--spoiler--
Rodinin onca heykeli varken Düşünen Adam heykelinin kopyasının akıl hastanesinin bahçesine dikilmesi fikri, 1950li yıllarda başhekimlik yapan Fahri Celal Göktulgadan çıkmış. 1953 yılında bir dergide heykelin fotoğrafını gören Başhekim Göktulga, heykelin yapımı için orada yatan hastalardan heykeltıraş Kemal Künmata ricada bulunmuş. Aslında güzel sanatlar mezunu olmayan, Bakırköyde yaşayan Künmat, eli yatkın olduğu için Rodinin eserini yapmayı kabul etmiş. Bakırköydeki taş ocaklarının birinden çıkartılan devasa kaya, askeri birliklerin de yardımıyla bugünkü heykelin durduğu yere getirilmiş. Düşünen Adamı yontmaya başlayan Künmat, heykelin bitmesine az kala "Ben bu kadar emek harcıyorum, paramı isterim..." demeye başlamış. O dönem başhekim yardımcısı olan Faruk Bayülkem, Künmatın, Düşünen Adam için 40 bin lira istediğini söylüyor. Başhekim maaşının 400 lira olduğu günlerde zaten heykel ödeneği olmadığı için Künmatın talebi geri çevrilmiş. Bunun üzerine alıngan heykeltıraş, heykelin elini çenesine koyduğu kolunu yapmadan öylece bırakmış. Göktulga, Künmatın hastanede çekip gitmemesi için ikna edilmek üzere Bayülkemi görevlendirmiş. Künmata para verilmemiş ama özel odalarda yatırılmış, gömlek alınıp hediye edilmiş. Bakırköylü Rodin, emeğinin karşılığını alamayınca heykeli öylece bırakarak gitmiş. Heykel 6 ay boyunca kolsuz beklemiş.

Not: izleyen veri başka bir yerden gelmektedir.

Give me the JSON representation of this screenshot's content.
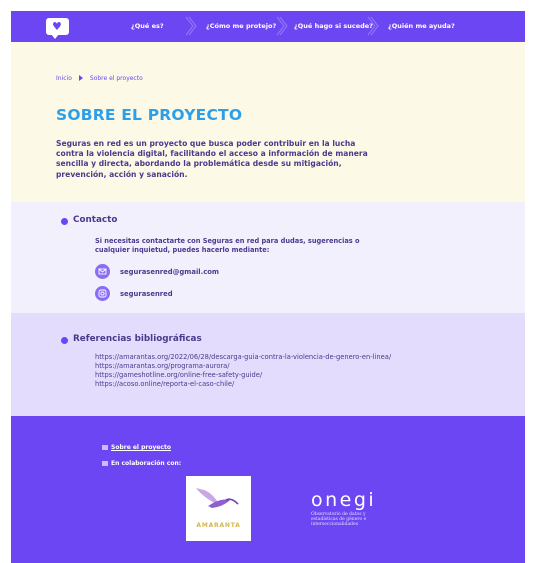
{
  "nav": {
    "items": [
      "¿Qué es?",
      "¿Cómo me protejo?",
      "¿Qué hago si sucede?",
      "¿Quién me ayuda?"
    ]
  },
  "breadcrumb": {
    "home": "Inicio",
    "current": "Sobre el proyecto"
  },
  "hero": {
    "title": "SOBRE EL PROYECTO",
    "text": "Seguras en red es un proyecto que busca poder contribuir en la lucha contra la violencia digital, facilitando el acceso a información de manera sencilla y directa, abordando la problemática desde su mitigación, prevención, acción y sanación."
  },
  "contact": {
    "title": "Contacto",
    "text": "Si necesitas contactarte con Seguras en red para dudas, sugerencias o cualquier inquietud, puedes hacerlo mediante:",
    "email": "segurasenred@gmail.com",
    "instagram": "segurasenred"
  },
  "references": {
    "title": "Referencias bibliográficas",
    "links": [
      "https://amarantas.org/2022/06/28/descarga-guia-contra-la-violencia-de-genero-en-linea/",
      "https://amarantas.org/programa-aurora/",
      "https://gameshotline.org/online-free-safety-guide/",
      "https://acoso.online/reporta-el-caso-chile/"
    ]
  },
  "footer": {
    "about_link": "Sobre el proyecto",
    "collab_label": "En colaboración con:",
    "amaranta_text": "AMARANTA",
    "onegi_name": "onegi",
    "onegi_sub": "Observatorio de datos y estadísticas de género e interseccionalidades"
  },
  "colors": {
    "primary": "#6b46f2",
    "title": "#2d9ee8",
    "text": "#4b3a8c",
    "hero_bg": "#fcfae6",
    "contact_bg": "#f3f0fe",
    "refs_bg": "#e3dcfd"
  }
}
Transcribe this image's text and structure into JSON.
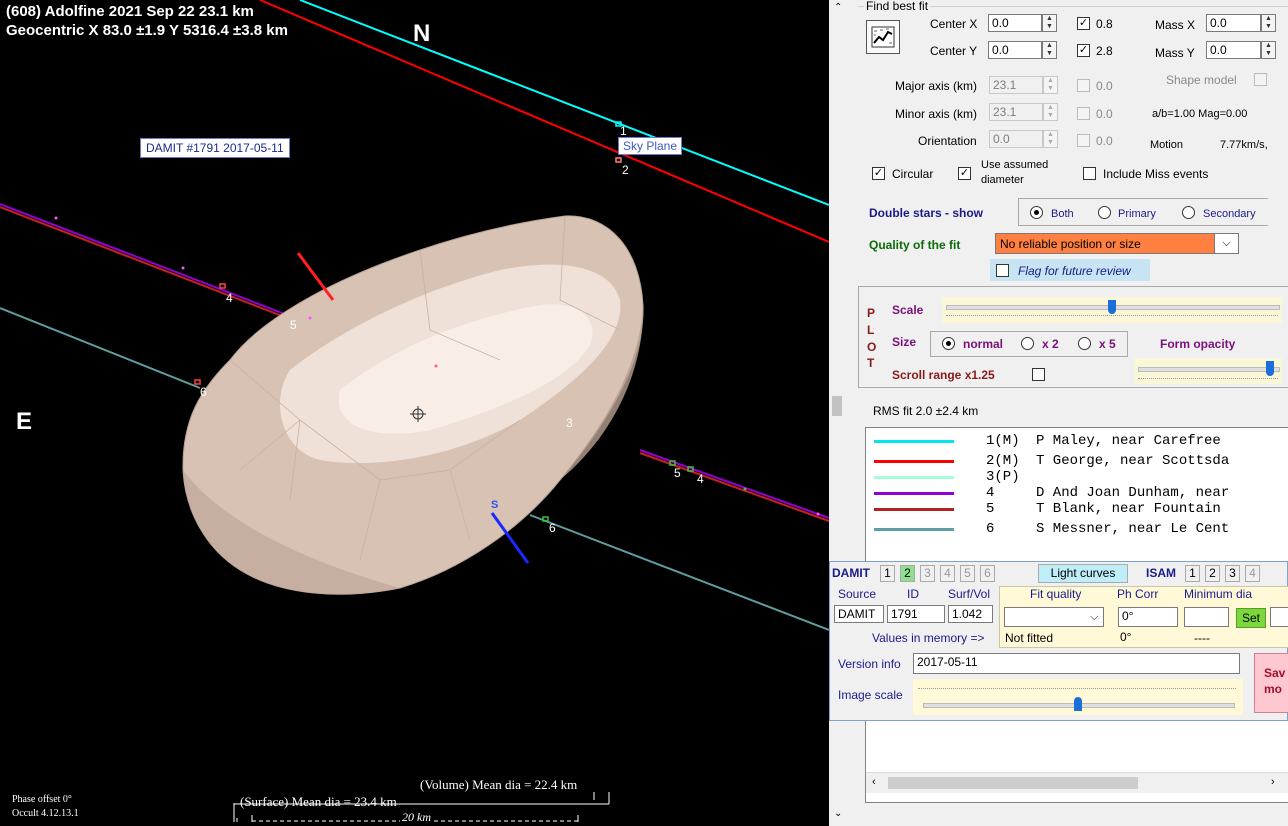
{
  "plot": {
    "title_line1": "(608) Adolfine  2021 Sep 22   23.1 km",
    "title_line2": "Geocentric  X  83.0 ±1.9  Y 5316.4 ±3.8 km",
    "north_label": "N",
    "east_label": "E",
    "south_label": "S",
    "damit_label": "DAMIT #1791 2017-05-11",
    "sky_plane_label": "Sky Plane",
    "chord_labels": [
      "1",
      "2",
      "3",
      "4",
      "5",
      "6",
      "4",
      "5",
      "6"
    ],
    "volume_mean": "(Volume) Mean dia = 22.4 km",
    "surface_mean": "(Surface) Mean dia = 23.4 km",
    "scale_bar": "20 km",
    "phase_offset": "Phase offset 0°",
    "version": "Occult 4.12.13.1",
    "colors": {
      "chord1": "#00ffff",
      "chord2": "#ff0000",
      "chord3": "#7fffd4",
      "chord4": "#9400d3",
      "chord5": "#a52a2a",
      "chord6": "#5f9ea0"
    }
  },
  "fit": {
    "heading": "Find best fit",
    "center_x_label": "Center X",
    "center_x": "0.0",
    "center_y_label": "Center Y",
    "center_y": "0.0",
    "cb_08": "0.8",
    "cb_28": "2.8",
    "mass_x_label": "Mass X",
    "mass_x": "0.0",
    "mass_y_label": "Mass Y",
    "mass_y": "0.0",
    "major_label": "Major axis (km)",
    "major": "23.1",
    "major_cb": "0.0",
    "minor_label": "Minor axis (km)",
    "minor": "23.1",
    "minor_cb": "0.0",
    "orient_label": "Orientation",
    "orient": "0.0",
    "orient_cb": "0.0",
    "shape_model_label": "Shape model",
    "ab_mag": "a/b=1.00 Mag=0.00",
    "motion_label": "Motion",
    "motion": "7.77km/s, ",
    "circular_label": "Circular",
    "use_assumed_label1": "Use assumed",
    "use_assumed_label2": "diameter",
    "include_miss_label": "Include Miss events"
  },
  "double": {
    "label": "Double stars - show",
    "both": "Both",
    "primary": "Primary",
    "secondary": "Secondary"
  },
  "quality": {
    "label": "Quality of the fit",
    "value": "No reliable position or size",
    "flag_label": "Flag for future review"
  },
  "plotbox": {
    "letters": [
      "P",
      "L",
      "O",
      "T"
    ],
    "scale_label": "Scale",
    "size_label": "Size",
    "normal": "normal",
    "x2": "x 2",
    "x5": "x 5",
    "form_opacity": "Form opacity",
    "scroll_range": "Scroll range x1.25",
    "scale_value": 0.5,
    "opacity_value": 0.97
  },
  "rms": "RMS fit 2.0 ±2.4 km",
  "observers": [
    {
      "num": "1(M)",
      "name": "P Maley, near Carefree",
      "color": "#00e5ee"
    },
    {
      "num": "2(M)",
      "name": "T George, near Scottsda",
      "color": "#ff0000"
    },
    {
      "num": "3(P)",
      "name": "",
      "color": "#a0ffd6"
    },
    {
      "num": "4",
      "name": "D And Joan Dunham, near",
      "color": "#9400d3"
    },
    {
      "num": "5",
      "name": "T Blank, near Fountain",
      "color": "#b22222"
    },
    {
      "num": "6",
      "name": "S Messner, near Le Cent",
      "color": "#5f9ea0"
    }
  ],
  "damit": {
    "title": "DAMIT",
    "tabs": [
      "1",
      "2",
      "3",
      "4",
      "5",
      "6"
    ],
    "light_curves": "Light curves",
    "isam": "ISAM",
    "isam_tabs": [
      "1",
      "2",
      "3",
      "4"
    ],
    "source_label": "Source",
    "id_label": "ID",
    "surfvol_label": "Surf/Vol",
    "source": "DAMIT",
    "id": "1791",
    "surfvol": "1.042",
    "fit_quality_label": "Fit quality",
    "ph_corr_label": "Ph Corr",
    "min_dia_label": "Minimum dia",
    "ph_corr": "0°",
    "set_label": "Set",
    "values_in_memory": "Values in memory =>",
    "not_fitted": "Not fitted",
    "ph_mem": "0°",
    "dash_mem": "----",
    "version_info_label": "Version info",
    "version_info": "2017-05-11",
    "image_scale_label": "Image scale",
    "save_label1": "Sav",
    "save_label2": "mo",
    "image_scale_value": 0.5
  }
}
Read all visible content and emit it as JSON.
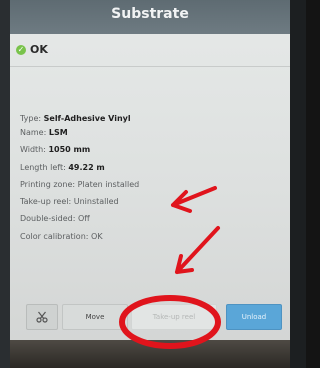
{
  "dialog": {
    "title": "Substrate",
    "status": "OK",
    "rows": [
      {
        "label": "Type: ",
        "value": "Self-Adhesive Vinyl"
      },
      {
        "label": "Name: ",
        "value": "LSM"
      },
      {
        "label": "Width: ",
        "value": "1050 mm"
      },
      {
        "label": "Length left: ",
        "value": "49.22 m"
      },
      {
        "label": "Printing zone: ",
        "value": "Platen installed"
      },
      {
        "label": "Take-up reel: ",
        "value": "Uninstalled"
      },
      {
        "label": "Double-sided: ",
        "value": "Off"
      },
      {
        "label": "Color calibration: ",
        "value": "OK"
      }
    ]
  },
  "buttons": {
    "move": "Move",
    "takeup": "Take-up reel",
    "unload": "Unload"
  },
  "icons": {
    "status": "check-circle-icon",
    "tools": "scissors-icon"
  },
  "colors": {
    "ok_green": "#79c34b",
    "unload_blue": "#5aa6d8",
    "annotation_red": "#e0141c"
  }
}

Hastane yönetimi kara kara düşünürken, depresyon tedavisi için hastaneye yatan Yüzbaşı Mehmet Pişdar, heykelin kolunu tamamlayabileceğini söylemiş. Bayülkem, heykelin diğer yerlerini de bozmasından korktuğu Yüzbaşıya başka bir kaya parçası vererek bir kol yapmasını istemiş. Yüzbaşı güzel bir kol yapınca, Düşünen Adam yeni ustasına havale edilmiştir. Hastane yönetimi Heykeli tamamlarsan taburcu olacaksın. diye vaatte de bulunmuş. O da kabul etmiş. Bakırköydeki Düşünen Adamın elini çenesinin altına koyduğu, dirseğini de dizine dayadığı sağ kolu işte bu yüzbaşı tarafından tamamlanmış. Yüzbaşı, heykeli tamamladıktan sonra gerçekten taburcu edilmiş. O dönemde heykelden çok gazetecileri bir düşünce almış. Neden düşünen adam heykeli dikildiği sorgulanmaya başlanmış. Bayülkem gülerek gazetecilere, Hastane dışındakilerin durumu içerdekilerden daha kötü. Bu heykel onların durumu ne olacak diye düşünüyor. yanıtını verdiğini söylüyor.
Heykel, zamanla Türkiyede Cehennem Kapısındaki Danteyi bile unutturup bambaşka anlam kazanmıştır. Yarım asır önceki gazetelerin "Dikkat! Tımarhaneden azılı ve tehlikeli bir deli kaçtı, aramızda dolaşıyor manşetlerini attığı günlerden Yeşilçam filmlerine kadar akıl hastalığı ile adeta özdeşleşmistir.
--spoiler--
Çünkü bu ülkede düşünmek delilik olarak görülür. ne düşünecen olum al işte bak önüne bunu koyuyoruz, düşünme, biz senin yerine düşünürüz denildiği için. Düşünmek suçtur bu ülkede!